I leaned down to put my lips on his, feeling again that I would never get enough of him no matter what, and he wasted no time putting his hand behind my head and returning the kiss. I could feel the growl of desire beginning in him, just as it usually did when he looked at me or put his hands on me, but then the heavy calm swirled into his mind, the calm he used as both a shield and a control over his own emotions. He took full pleasure out of the kiss we shared, but when it was over he simply lifted me away from his chest.

“As this one must learn, best would be that we continue with the lessons,” he said, his light eyes showing the calm behind them, his mind firmly made up. “As I must depart soon to join the Chamd Rellis for a meal, we must leave other things for another time. For what reason were you displeased with my efforts?”

“If you had made the effort, I wouldn’t be displeased,” I muttered, staring at him darkly from where I sat on the carpeting, hating the way he could ignore me as I’d never been able to ignore him. “Does Rellis mean more to you than I do?”

“The Chamd Rellis is our host, wenda,” he answered gently with only the hint of a grin in his eyes, one hand stroking my arm. “To refuse the invitation of one’s host to a meal, or even to appear later than the appointed time, is to give insult to one who has given hospitality. That you find great joy in squirming beneath me is known to me, yet were you given such joy when we awoke, and will be given the same again later. Might Rellis not be given a small portion of the attention which is rightfully yours, in return for the welcome we have had in his house?”

The grin had by that time spread to his face, most likely due to the way I was blushing I wouldn’t have described my enjoyment quite the way he had, and it was enough to make me back off in embarrassment just the way he’d wanted me to do. I was learning that he didn’t have to hand out orders to make me obey him, and the revelation was less of an interesting discovery than a nasty surprise.

“I’m thinking about hating you,” I stated as I leaned both arms on his chest to look straight down at him, trying to put a growl in my voice. “I’m also thinking about raping you.”

“Should you find it possible, you have my permission to do so,” he came back with a broadened grin and a chuckle, his eyes shining. “I am now aware that you would find the first as difficult to achieve as the second. Are you prepared as yet to discuss the reason for your displeasure with my efforts to learn?”

“I’ll be glad to discuss my reasons,” I agreed with annoyance, wishing I could find a way to rape that big hulk of a warrior. “Your efforts were unacceptable because they didn’t have any—” I quickly lowered my face to his shoulder, sank my teeth into it hard enough for him to feel, then raised my head to his startled outrage and finished, “—bite.”
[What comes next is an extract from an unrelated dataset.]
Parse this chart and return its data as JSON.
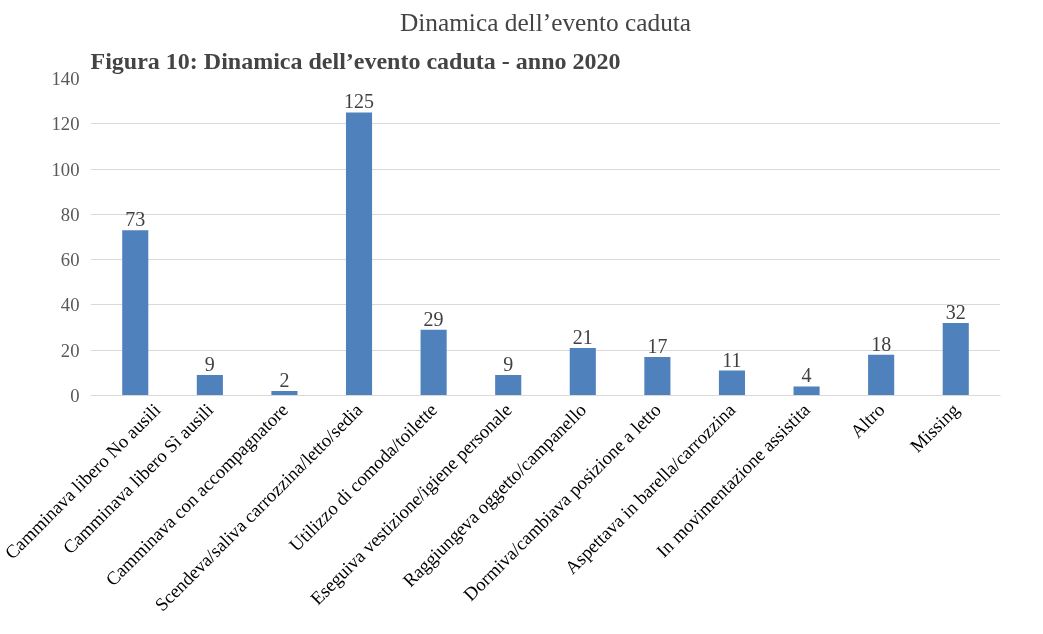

“Perhaps, woman, it would be best if I were to fetch a switch after all,” he growled angrily. The look in his eyes hardened as he began projecting that deadly promise effect, but I’d been expecting it and was already shielding.

“There, that’s what you were missing!” I pounced, my pointing finger startling him out of the anger. “You have enough strength to project any emotion you like, but the only ones that get that strength are the emotions of violence. You have to learn to push behind the others just as you do with anger and outrage; otherwise you’re wasting your time.”

“I dislike your manner of evoking the reactions you seek,” he grumbled, bringing one hand up to rub at his bitten shoulder, his eyes still displeased with me but lacking that you’ve-had-it outrage which usually means I’m in trouble. “How am I to put strength behind those feelings which normally have no strength of their own?”